El cuento de la alfombra

Desde hace años, Mustafá me tiene atestada entre trastos infectos y polvo. Me fabricaron niños palestinos que, jaqueados por el hambre, aprendieron secretos de artesanos y tejedores. Me considero bella y atractiva. He seducido con mis pliegues y variadas tonalidades turquesas y verdes, pero ningún turista me quiso comprar, y me depositaron en lo más profundo de los muestrarios (y conste que los catálogos e inventarios de mi amo son enormes, dignos de un pachá). Ni siquiera me lavan o airean una vez por mes, como lo hacen con los manteles de mandala que tanto encantan a los extranjeros. ¿Ningún alma se apiadará de mí?, ¿permaneceré encerrada y olvidada durante siglos? Si esto sucede, no lo tomaré como un oprobio. Hay tantos palacios y maravillas escondidos en el mundo, tantas personas amenas y querendonas que son ignoradas o desdeñadas por las multitudes…
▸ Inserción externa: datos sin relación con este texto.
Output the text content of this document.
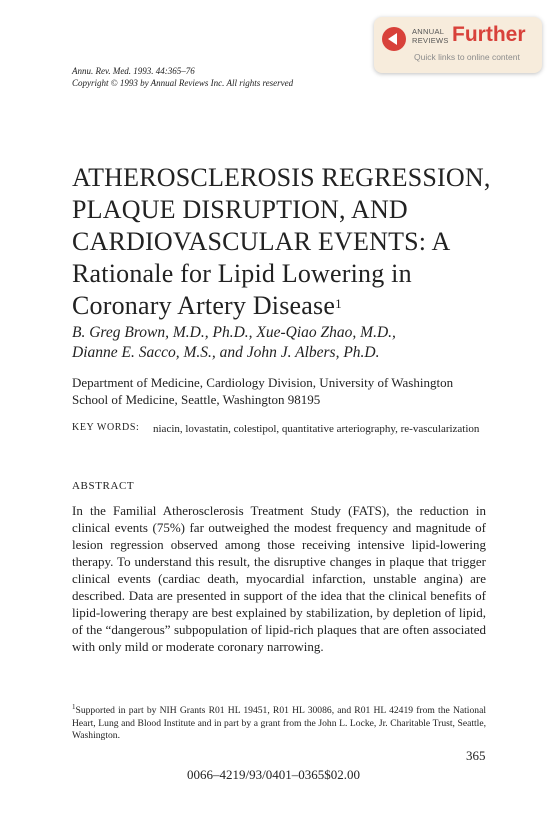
ANNUAL
REVIEWS Further
Quick links to online content
Annu. Rev. Med. 1993. 44:365–76
Copyright © 1993 by Annual Reviews Inc. All rights reserved
ATHEROSCLEROSIS REGRESSION,
PLAQUE DISRUPTION, AND
CARDIOVASCULAR EVENTS: A
Rationale for Lipid Lowering in
Coronary Artery Disease$^1$
B. Greg Brown, M.D., Ph.D., Xue-Qiao Zhao, M.D.,
Dianne E. Sacco, M.S., and John J. Albers, Ph.D.
Department of Medicine, Cardiology Division, University of Washington
School of Medicine, Seattle, Washington 98195
KEY WORDS: niacin, lovastatin, colestipol, quantitative arteriography, re-vascularization
ABSTRACT
In the Familial Atherosclerosis Treatment Study (FATS), the reduction in clinical events (75%) far outweighed the modest frequency and magnitude of lesion regression observed among those receiving intensive lipid-lowering therapy. To understand this result, the disruptive changes in plaque that trigger clinical events (cardiac death, myocardial infarction, unstable angina) are described. Data are presented in support of the idea that the clinical benefits of lipid-lowering therapy are best explained by stabilization, by depletion of lipid, of the “dangerous” subpopulation of lipid-rich plaques that are often associated with only mild or moderate coronary narrowing.
$^1$Supported in part by NIH Grants R01 HL 19451, R01 HL 30086, and R01 HL 42419 from the National Heart, Lung and Blood Institute and in part by a grant from the John L. Locke, Jr. Charitable Trust, Seattle, Washington.
365
0066–4219/93/0401–0365$02.00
Raída por las polillas y la humedad, despreciada por mis compañeras, que viajan miles de kilómetros hasta recaer en comedores portentosos o amplias estancias deshabitadas (donde morirán de soledad), conservo la fe en la mano de obra que me creó, en sus sutiles caprichos para entretejerme. Un día quizá pueda volar hasta Tánger, y allí estacionaré cerca de un bar oscuro, donde seré la base de bebedores de vino, siendo éste un manjar exquisito y apreciado por los naturales del país más avispados –los menos obnubilados por las indicaciones de Alá-. En aquel suelo salpicado por gargajos agrios y visitado por cucarachas voraces, seré testigo de disputas inmundas y escenas grotescas. Los parroquianos serán amigables y me demostrarán su cariño. Sus historias serán suficientes para armar un libro más grande que el mismo Don Quijote –no en vano Cervantes estuvo cuatro años preso en diferentes mazmorras de la región-.